The weather is almost always beautiful and clear in Phoenix. There is very little rain, absolutely no snow, and definitely no ice. So people who have always driven in Phoenix, or people who have driven in Phoenix for a long time, have almost no experience driving in bad weather conditions. Sure, there's the occasional rainstorm, or the visit to Flagstaff to drive in the snow, but for the most part, the streets in Phoenix are clear, open, dry, and flat, and drivers get used to that.

And part of the blame goes to the street designers in Phoenix. With the best of intentions, they created absolutely enormous, wide-as-a-football-field streets that are beautifully maintained and have every conceivable safety feature. So going only 40 miles an hour on what appears to be a freeway surface just feels wrong to most people. It doesn't take many people passing you at sixty miles an hour on Peoria Avenue to make you get *with the flow of traffic*. And I'm sure the street engineers didn't use the term "suicide lane" when they designed the middle lane of Phoenix streets, but everyone in Phoenix knows that term.

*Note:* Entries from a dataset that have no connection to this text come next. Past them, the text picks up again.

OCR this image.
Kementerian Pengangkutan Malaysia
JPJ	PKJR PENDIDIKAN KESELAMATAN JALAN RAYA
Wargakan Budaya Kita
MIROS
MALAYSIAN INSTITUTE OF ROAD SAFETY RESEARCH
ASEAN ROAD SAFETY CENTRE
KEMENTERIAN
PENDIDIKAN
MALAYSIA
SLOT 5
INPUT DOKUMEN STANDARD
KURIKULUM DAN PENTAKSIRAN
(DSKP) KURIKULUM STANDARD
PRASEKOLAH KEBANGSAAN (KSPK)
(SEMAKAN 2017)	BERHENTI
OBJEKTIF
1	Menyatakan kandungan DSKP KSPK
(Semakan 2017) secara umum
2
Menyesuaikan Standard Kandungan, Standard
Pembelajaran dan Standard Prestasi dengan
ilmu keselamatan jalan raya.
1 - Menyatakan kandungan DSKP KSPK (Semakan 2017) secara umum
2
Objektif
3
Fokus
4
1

And in spite of the fact that at intersections the time for the yellow and red lights have been extended, Phoenix still leads the country in red-light running. This isn't carelessness for the most part, this is physics. A vehicle going at freeways speeds is difficult to stop. And since there is no law like the one in California protecting pedestrians, there is no incentive for people in vehicles to even watch for them. Phoenix drivers keep their eyes on the traffic lights - green means go, yellow means "gun it", and red means "oops!"

I've seen some horrible carnage in the intersections of Phoenix, but it doesn't seem to change people's minds. They are *going with the flow of traffic*, and since there are never any pedestrians, never anyone on a bike, and never bad weather, when there is, people die.

When I learned to drive, I stopped for red lights and stop signs to avoid hurting anyone, especially myself. I was not concerned with getting a ticket. I didn't need to be told what to do. In Phoenix, I have seen stop signs at the end of the rows in parking lots.